La Syndicaliste s’inspire directement de Maureen Kearney, représentante CFDT d’Areva agressée à son domicile en décembre 2012 après avoir dénoncé un accord industriel menaçant des emplois. Contrainte de signer des aveux pendant sa garde à vue, elle est condamnée pour dénonciation mensongère, puis relaxée en appel en 2018. Les auteurs de l’agression n’ont pas été identifiés.
Le film reprend les grandes étapes documentées de l’affaire tout en les mettant en scène comme un thriller. Il faut donc distinguer l’issue judiciaire connue — la relaxe de Maureen — de la question toujours non résolue : qui l’a agressée et sur ordre de qui ?
Histoire vraie : Maureen Kearney existe, son agression et ses procédures judiciaires sont réelles. Le film ne révèle pas l’identité des agresseurs, car elle demeure inconnue.
Agression
17 décembre 2012
Condamnation
Dénonciation mensongère
Appel
Relaxe en 2018
Quelle est l’histoire vraie de La Syndicaliste ?
Maureen Kearney était secrétaire du comité de groupe européen d’Areva et portait la voix de nombreux salariés. Elle alerte responsables politiques et syndicaux sur des discussions entre EDF et le groupe chinois CGNPC, craignant un transfert de technologie et des conséquences pour l’emploi.
Après des menaces, elle est retrouvée ligotée et blessée chez elle. L’enquête se détourne rapidement de la piste professionnelle pour mettre en doute son récit. Placée en garde à vue, elle finit par signer une rétractation avant de revenir sur ces aveux.
Pourquoi Maureen est-elle condamnée ?
Faute d’avoir identifié les agresseurs, les enquêteurs retiennent l’hypothèse d’une mise en scène. Sa rétractation signée devient la pièce centrale de l’accusation, malgré les conditions éprouvantes de l’interrogatoire et son retrait ultérieur.
En première instance, elle est condamnée pour dénonciation mensongère. Le film montre comment une personne initialement entendue comme victime se retrouve traitée comme suspecte, tandis que le contexte industriel passe au second plan.
Comment se termine La Syndicaliste ?
Maureen refuse d’abandonner et fait appel.

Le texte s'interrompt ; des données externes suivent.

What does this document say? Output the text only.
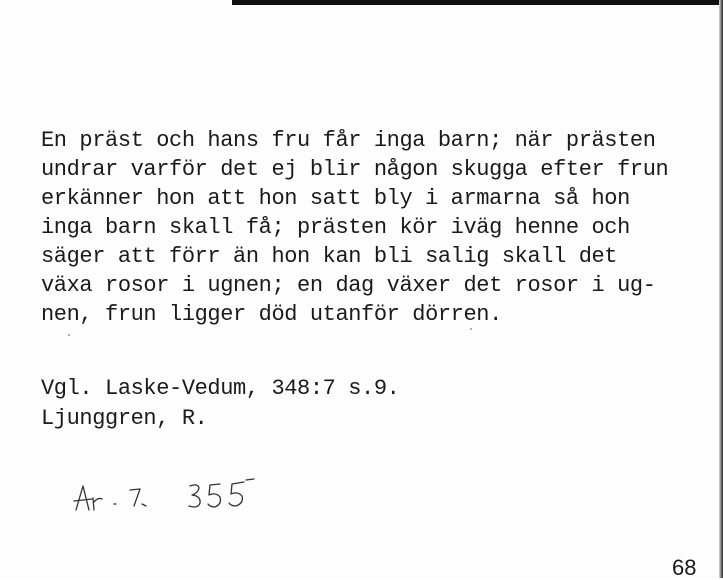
En präst och hans fru får inga barn; när prästen
undrar varför det ej blir någon skugga efter frun
erkänner hon att hon satt bly i armarna så hon
inga barn skall få; prästen kör iväg henne och
säger att förr än hon kan bli salig skall det
växa rosor i ugnen; en dag växer det rosor i ug-
nen, frun ligger död utanför dörren.
Vgl. Laske-Vedum, 348:7 s.9.
Ljunggren, R.
68
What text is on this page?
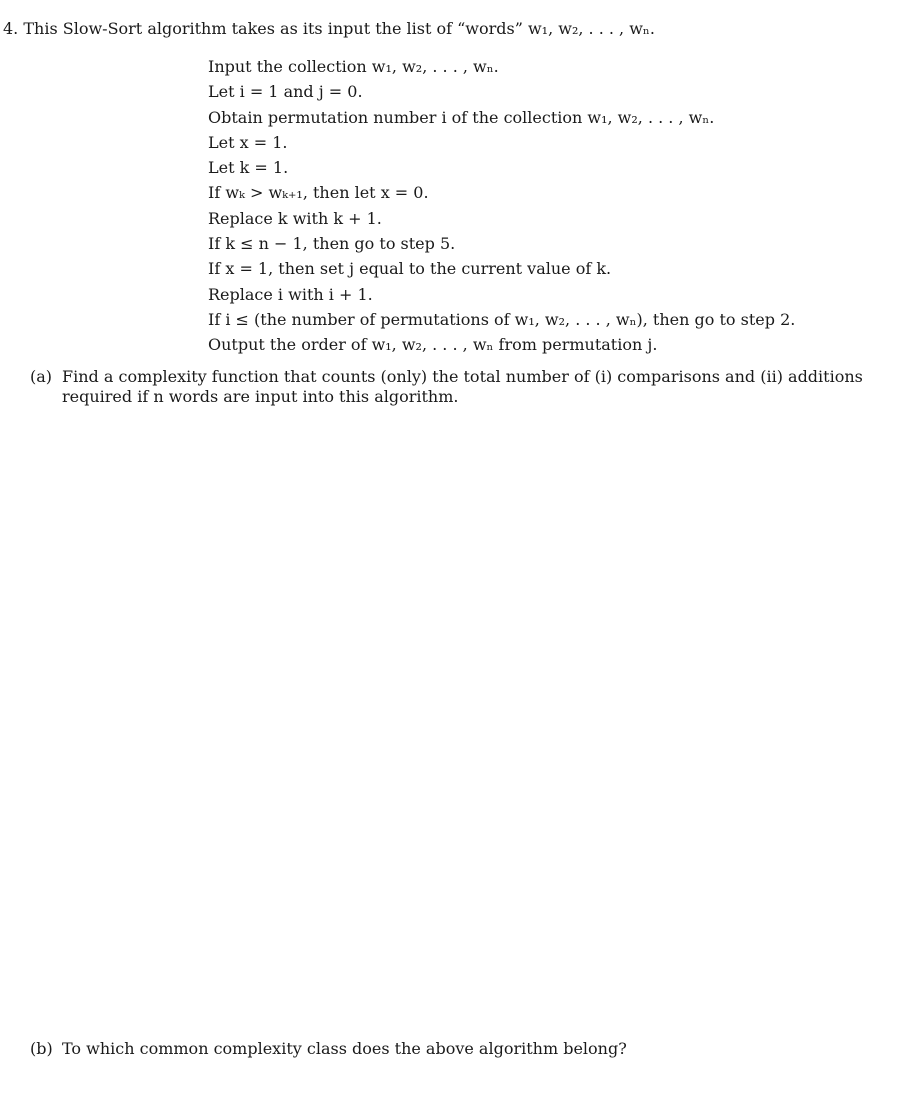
4. This Slow-Sort algorithm takes as its input the list of “words” w₁, w₂, . . . , wₙ.
Input the collection w₁, w₂, . . . , wₙ.
Let i = 1 and j = 0.
Obtain permutation number i of the collection w₁, w₂, . . . , wₙ.
Let x = 1.
Let k = 1.
If wₖ > wₖ₊₁, then let x = 0.
Replace k with k + 1.
If k ≤ n − 1, then go to step 5.
If x = 1, then set j equal to the current value of k.
Replace i with i + 1.
If i ≤ (the number of permutations of w₁, w₂, . . . , wₙ), then go to step 2.
Output the order of w₁, w₂, . . . , wₙ from permutation j.
(a) Find a complexity function that counts (only) the total number of (i) comparisons and (ii) additions required if n words are input into this algorithm.
(b) To which common complexity class does the above algorithm belong?
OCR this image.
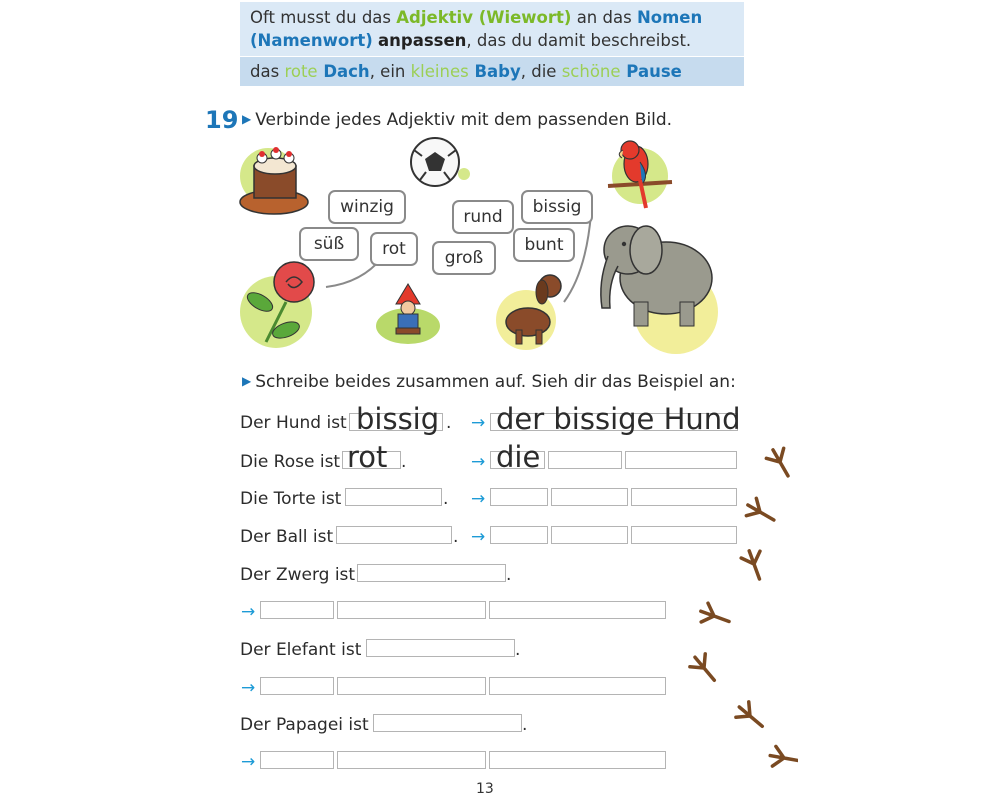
Oft musst du das Adjektiv (Wiewort) an das Nomen
(Namenwort) anpassen, das du damit beschreibst.
das rote Dach, ein kleines Baby, die schöne Pause
19 ▶ Verbinde jedes Adjektiv mit dem passenden Bild.
winzig
süß	rot
rund
groß
bissig
bunt
▶ Schreibe beides zusammen auf. Sieh dir das Beispiel an:
Der Hund ist bissig . → der bissige Hund
Die Rose ist rot .	→ die
Die Torte ist	. →
Der Ball ist	. →
Der Zwerg ist	.
→
Der Elefant ist	.
→
Der Papagei ist	.
→
13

La procédure aboutit à sa relaxe en 2018. Cette décision efface la condamnation pour mensonge, mais elle ne constitue pas l’arrestation des responsables de l’agression.
Le dénouement rend aussi visible une autre agression présentant des similitudes et insuffisamment rapprochée du dossier. Ce parallèle soutient le doute sur la thèse de la mise en scène sans fournir une solution policière complète.
Le film accuse-t-il une personne précise ?
Non. Il expose les intérêts économiques, les pressions et les rivalités autour d’Areva, mais ne désigne pas judiciairement un commanditaire. Les soupçons et les rapports de pouvoir créent la tension du thriller ; ils ne valent pas preuve pénale.
Cette prudence est essentielle : l’histoire vraie établit l’agression, la rétractation contestée, la condamnation puis la relaxe. Elle ne permet pas d’affirmer qui a organisé les violences.
D’où vient le scénario ?
Jean-Paul Salomé et Fadette Drouard ont adapté l’enquête de la journaliste Caroline Michel-Aguirre. Isabelle Huppert interprète Maureen Kearney et Grégory Gadebois son mari Gilles.
Le film condense nécessairement des réunions, démarches et personnes. Son enjeu n’est pas de reproduire chaque pièce du dossier, mais de montrer l’isolement d’une lanceuse d’alerte lorsque sa crédibilité devient le cœur de l’enquête.
Le point GTLF
La relaxe clôt le parcours judiciaire montré par le film, pas l’enquête sur l’agression. C’est cette dissociation entre innocence reconnue et vérité incomplète qui donne au dénouement sa force.
Questions fréquentes
Maureen Kearney est-elle une personne réelle ?
Oui. Elle était syndicaliste chez Areva et a été agressée à son domicile en 2012.
A-t-elle inventé son agression ?
Sa condamnation pour dénonciation mensongère a été annulée : elle a été relaxée en appel en 2018.
Les agresseurs ont-ils été retrouvés ?
Non. Le film ne peut donc pas identifier avec certitude un auteur ou un commanditaire.
Pourquoi avait-elle signé des aveux ?
Elle a signé une rétractation pendant une garde à vue éprouvante, avant de la contester.
Le film suit-il exactement le dossier ?
Il en reprend les faits majeurs, mais condense et dramatise certains éléments pour le cinéma.